The Scope of the Official Religion
Since Merdeka, the constitutional position of Islam as “the religion of the Federation” has generally been understood as primarily for ritual and ceremonial purposes. In the recent years, nonetheless, Article 3(1) has been consistently used by those who argue for syariah to be the underlying principle of all civil laws.
The Federal Constitution is a document forging together the aspirations of different communities. The system of our government is therefore designed
v to enable these communities to achieve their aspirations together, and
v to assure basic rights which cut across religious and ethnic bounds.
Islam is the religion of the Federation
Art. 3(I) Islam is the religion of the Federation, but other religions may be practiced in peace and harmony in any part of the Federation.
Art. 3(4) Nothing in the Article derogates from any other provisions of this Constitution.
v No legal right, interest or entitlement is extinguished as a result of A3(1), e.g. it does not abrogate the fundamental rights contained in Articles 5-13.
v Free exercise of religious practice and free expression of religious beliefs.
v It permits the use of tax-payers money for Islamic purposes (e.g. to build mosques, promote Islamic education) and to promote Islam as a religious, moral, social, and economic force to strengthen Muslims.
v In light of the effect of Article 4(1), the other laws cannot be interpreted Islamically through Article 3(1) as they would in an Islamic state.
v In light of the effect of Article 11, it ensures equal rights of all citizens in regard to freedom of religion.
What it is not:
v The constitutional document explicitly expresses that A3 does not purport to make Malaysia a theocratic state.
o The Reid Commission Report, based on the historical covenant (i.e. the social contract) made by the country's founding fathers, has made clear that the observance of such provision
§ shall not impose any disability on non-Muslim nationals professing and practicing their own religions and
§ shall not imply that the State is not a secular state.
o In the Hansard of May 1st 1958, Tunku Abdul Rahman declared in Parliament as follows:-
"I would like to make it clear that this country is not an Islamic State as it is generally understood, we merely provided that Islam shall be the official religion of the State."
o The late Tun Mohamed Suffian Hashim, the Lord President of Malaysia, stated in his article "The Relationship between Islam and the State in Malaysia" in 1962 that Islam in Malaysia "is primarily for ceremonial purposes, for instance, to enable prayers to be offered in the Islamic way on official public occasions such as the installation of the birthday of the Yang di-Pertuan Agong, Independence Day and similar occasions."

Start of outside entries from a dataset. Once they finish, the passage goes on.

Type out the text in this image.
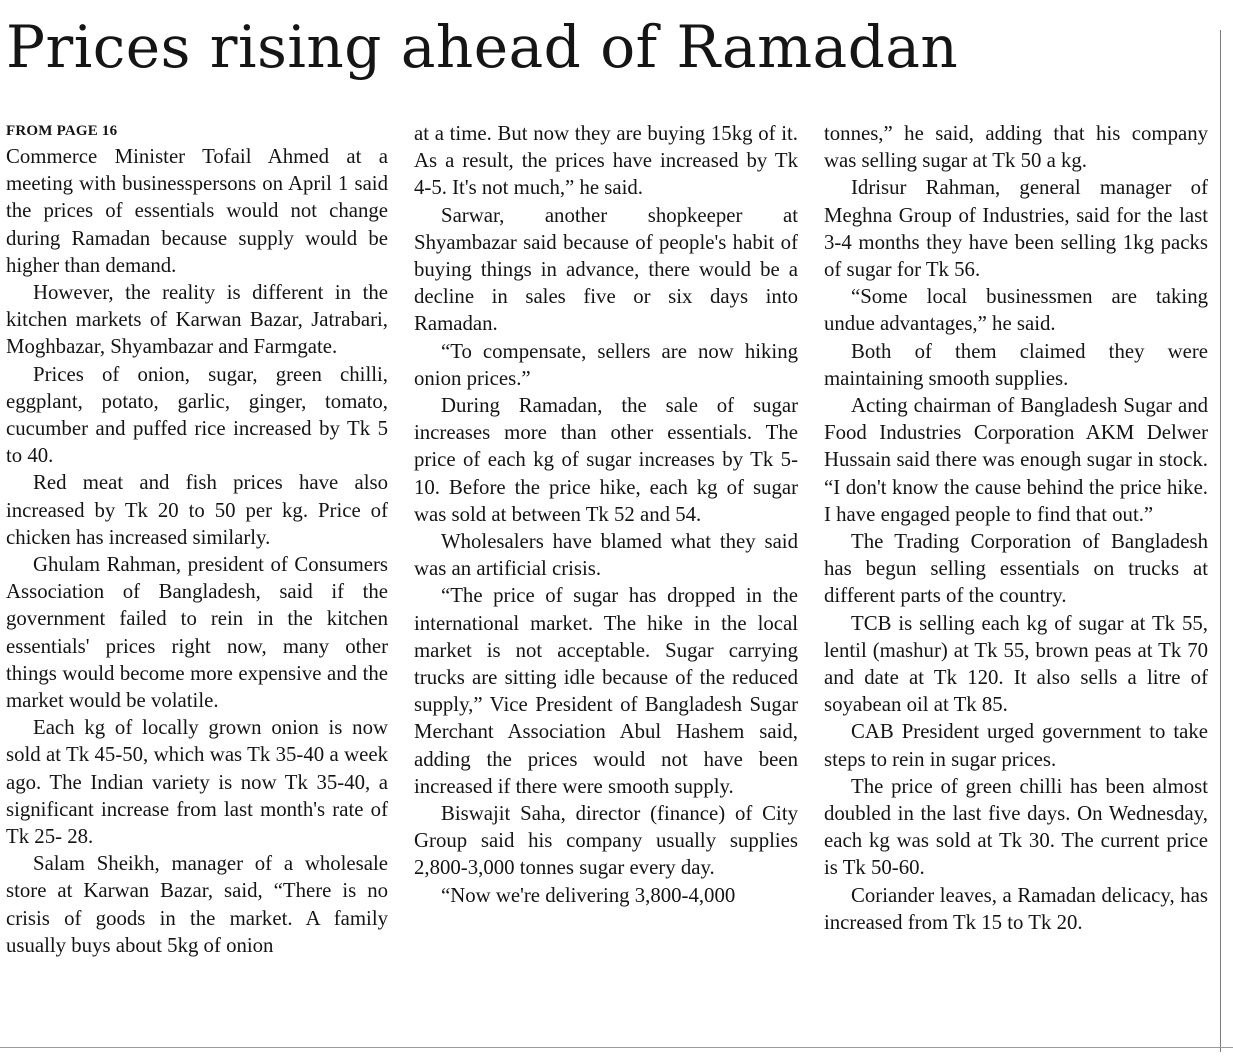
Prices rising ahead of Ramadan
FROM PAGE 16

Commerce Minister Tofail Ahmed at a meeting with businesspersons on April 1 said the prices of essentials would not change during Ramadan because supply would be higher than demand.

However, the reality is different in the kitchen markets of Karwan Bazar, Jatrabari, Moghbazar, Shyambazar and Farmgate.

Prices of onion, sugar, green chilli, eggplant, potato, garlic, ginger, tomato, cucumber and puffed rice increased by Tk 5 to 40.

Red meat and fish prices have also increased by Tk 20 to 50 per kg. Price of chicken has increased similarly.

Ghulam Rahman, president of Consumers Association of Bangladesh, said if the government failed to rein in the kitchen essentials' prices right now, many other things would become more expensive and the market would be volatile.

Each kg of locally grown onion is now sold at Tk 45-50, which was Tk 35-40 a week ago. The Indian variety is now Tk 35-40, a significant increase from last month's rate of Tk 25- 28.

Salam Sheikh, manager of a wholesale store at Karwan Bazar, said, “There is no crisis of goods in the market. A family usually buys about 5kg of onion

at a time. But now they are buying 15kg of it. As a result, the prices have increased by Tk 4-5. It's not much,” he said.

Sarwar, another shopkeeper at Shyambazar said because of people's habit of buying things in advance, there would be a decline in sales five or six days into Ramadan.

“To compensate, sellers are now hiking onion prices.”

During Ramadan, the sale of sugar increases more than other essentials. The price of each kg of sugar increases by Tk 5-10. Before the price hike, each kg of sugar was sold at between Tk 52 and 54.

Wholesalers have blamed what they said was an artificial crisis.

“The price of sugar has dropped in the international market. The hike in the local market is not acceptable. Sugar carrying trucks are sitting idle because of the reduced supply,” Vice President of Bangladesh Sugar Merchant Association Abul Hashem said, adding the prices would not have been increased if there were smooth supply.

Biswajit Saha, director (finance) of City Group said his company usually supplies 2,800-3,000 tonnes sugar every day.

“Now we're delivering 3,800-4,000

tonnes,” he said, adding that his company was selling sugar at Tk 50 a kg.

Idrisur Rahman, general manager of Meghna Group of Industries, said for the last 3-4 months they have been selling 1kg packs of sugar for Tk 56.

“Some local businessmen are taking undue advantages,” he said.

Both of them claimed they were maintaining smooth supplies.

Acting chairman of Bangladesh Sugar and Food Industries Corporation AKM Delwer Hussain said there was enough sugar in stock. “I don't know the cause behind the price hike. I have engaged people to find that out.”

The Trading Corporation of Bangladesh has begun selling essentials on trucks at different parts of the country.

TCB is selling each kg of sugar at Tk 55, lentil (mashur) at Tk 55, brown peas at Tk 70 and date at Tk 120. It also sells a litre of soyabean oil at Tk 85.

CAB President urged government to take steps to rein in sugar prices.

The price of green chilli has been almost doubled in the last five days. On Wednesday, each kg was sold at Tk 30. The current price is Tk 50-60.

Coriander leaves, a Ramadan delicacy, has increased from Tk 15 to Tk 20.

o The late Tun Sri Hashin Yeop Sani, Chief Justice, wrote in his book "Our Constitution" in 1980. The words "Islam is the religion of the Federation" appearing in Clause 1 of that Article has no legal effect and that the intention was probably to impose conditions on federal ceremonies to be conducted according to Muslim rites.
o The then Lord President Tun Salleh Abas, in the case of Che Omar bin Che Soh v. Public Prosecutor (1988), after reviewing Malaysia's constitutional history ruled that the religion of Islam in Article 3 meant only such acts as related to rituals and ceremonies and it was never intended to extend the application of Syariah to the sphere of public law. "If it had been otherwise, there would have been another provision in the Constitution which would have the effect that any law contrary to the junction of Islam would be void."
v The Federal Constitution never intended to raise Islamic law above civil law.
NECF Malaysia affirms that "Islam is the religion of the Federation" as stated (A3) and that it is not the basic law of the land (A4) and only Islamic laws governing personal and family matters are allowed by the Constitution (9th Schedule List II).
Recognizing the uniqueness of Malaysia as a multicultural country, we concur that Malaysia can be described as a Muslim country because the majority of our citizens are Muslims and that she can be at best described as a qualified secular state.
We are proud to be Malaysian citizens living in a pluralistic society and therefore believe that respect for one another regardless of ethnic/religious background and mutual accommodation are essential.